‘Corbyn would be mad not to get rid of nukes’: SNP would back Labour govt if they dump Trident
Stewart McDonald, the SNP’s defence spokesman at Westminster, has enticed Corbyn, the Labour leader and lifelong opponent of nuclear weapons, with the prospect of an SNP/Labour pact which would enable him to become Britain’s PM - if his party dumped its policy to renew Trident.
McDonald gave an interview to The House magazine in which he said that the prospect of a Corbyn-led government would present a historic opportunity – one the SNP must grab with both hands.

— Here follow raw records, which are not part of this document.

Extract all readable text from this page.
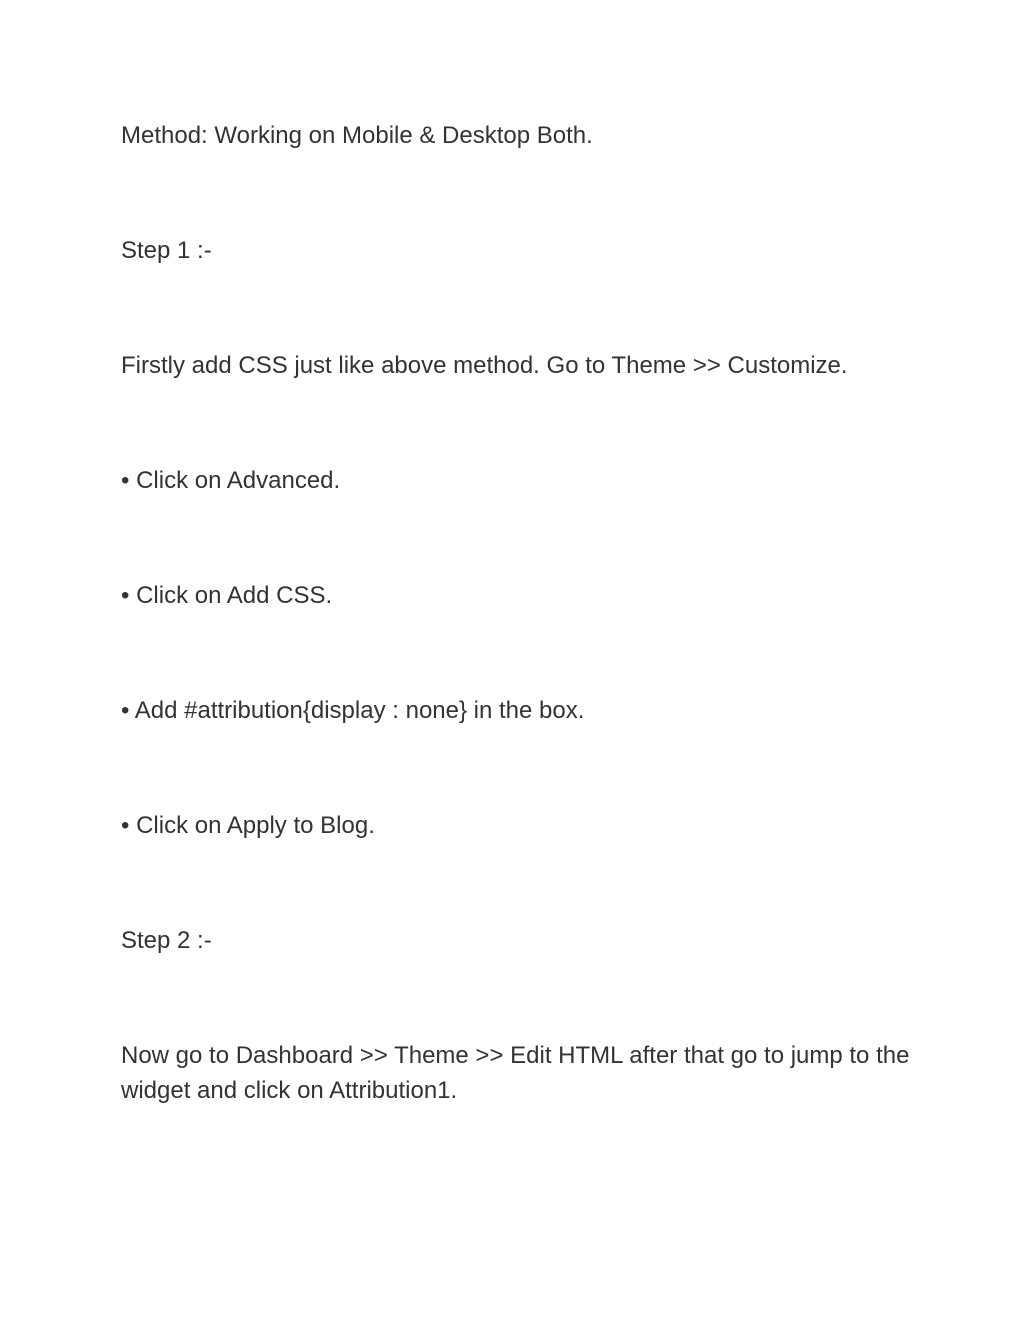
Method: Working on Mobile & Desktop Both.

Step 1 :-

Firstly add CSS just like above method. Go to Theme >> Customize.

• Click on Advanced.

• Click on Add CSS.

• Add #attribution{display : none} in the box.

• Click on Apply to Blog.

Step 2 :-

Now go to Dashboard >> Theme >> Edit HTML after that go to jump to the widget and click on Attribution1.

He claims it would be “the first opportunity that would have presented itself in British history, for Britain to get rid of nuclear weapons.”
According to McDonald, Scottish First Minister Nicola Sturgeon, who he says joined CND (Campaign for Nuclear Disarmament) before the SNP, would make dumping Trident a key part of any post-election negotiations, insisting Corbyn would be “mad” not to grab the opportunity to both become PM and rid Britain of nuclear weapons.

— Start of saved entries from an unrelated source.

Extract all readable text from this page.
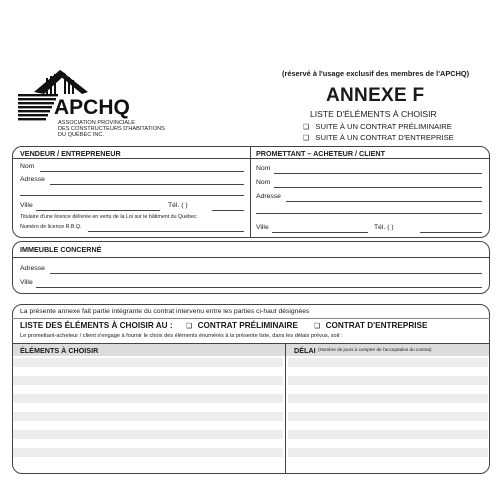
APCHQ
ASSOCIATION PROVINCIALE
DES CONSTRUCTEURS D'HABITATIONS
DU QUÉBEC INC.
(réservé à l'usage exclusif des membres de l'APCHQ)
ANNEXE F
LISTE D'ÉLÉMENTS À CHOISIR
❑ SUITE À UN CONTRAT PRÉLIMINAIRE
❑ SUITE À UN CONTRAT D'ENTREPRISE
VENDEUR / ENTREPRENEUR
Nom
Adresse
Ville	Tél. ( )
Titulaire d'une licence délivrée en vertu de la Loi sur le bâtiment du Québec
Numéro de licence R.B.Q.
PROMETTANT – ACHETEUR / CLIENT
Nom
Nom
Adresse
Ville	Tél. ( )
IMMEUBLE CONCERNÉ
Adresse
Ville
La présente annexe fait partie intégrante du contrat intervenu entre les parties ci-haut désignées
LISTE DES ÉLÉMENTS À CHOISIR AU : ❑ CONTRAT PRÉLIMINAIRE ❑ CONTRAT D'ENTREPRISE
Le promettant-acheteur / client s'engage à fournir le choix des éléments énumérés à la présente liste, dans les délais prévus, soit :
ÉLÉMENTS À CHOISIR	DÉLAI (Nombre de jours à compter de l'acceptation du contrat)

He said: “I hope that if Jeremy’s in the position to form a government, perhaps with an arrangement with the Scottish National Party, then that [scrapping Trident] should be one of the key planks of any discussion that we have.

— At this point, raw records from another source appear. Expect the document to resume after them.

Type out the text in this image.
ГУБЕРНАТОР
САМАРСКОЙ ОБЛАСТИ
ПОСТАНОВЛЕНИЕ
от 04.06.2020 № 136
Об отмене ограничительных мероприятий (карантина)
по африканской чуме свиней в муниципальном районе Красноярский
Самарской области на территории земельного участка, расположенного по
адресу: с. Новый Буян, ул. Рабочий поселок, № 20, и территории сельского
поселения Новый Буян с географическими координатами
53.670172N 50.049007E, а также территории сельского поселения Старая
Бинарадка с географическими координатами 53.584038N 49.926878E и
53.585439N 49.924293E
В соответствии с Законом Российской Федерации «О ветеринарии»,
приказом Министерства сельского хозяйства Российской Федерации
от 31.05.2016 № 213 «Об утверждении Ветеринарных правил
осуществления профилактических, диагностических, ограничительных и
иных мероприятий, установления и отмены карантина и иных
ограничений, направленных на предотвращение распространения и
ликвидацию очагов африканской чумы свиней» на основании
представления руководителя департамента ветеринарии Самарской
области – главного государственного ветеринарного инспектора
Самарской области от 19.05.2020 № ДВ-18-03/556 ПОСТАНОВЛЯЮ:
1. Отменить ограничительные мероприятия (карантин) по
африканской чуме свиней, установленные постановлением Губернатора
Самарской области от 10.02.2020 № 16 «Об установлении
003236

“We’d ultimately have an opportunity, the first opportunity that would have presented itself in British history, for Britain to get rid of nuclear weapons. We would be mad, and Jeremy Corbyn would be mad, not to grab that opportunity.”
The issue of Trident has been a thorny one for Labour. Despite it being official party policy to back the renewal of Britain's nuclear deterrent, a large section of the grassroots membership want Labour to shift its policy to one of unilateral disarmament.
A Labour party spokesperson said “Jeremy and the Labour Party have long been committed to the nuclear non-proliferation treaty, which aims to achieve nuclear disarmament. Trident renewal is Labour policy, as set out in our manifesto.”
The Labour Party has stated that it is not open to doing deals with other parties to form the next UK government.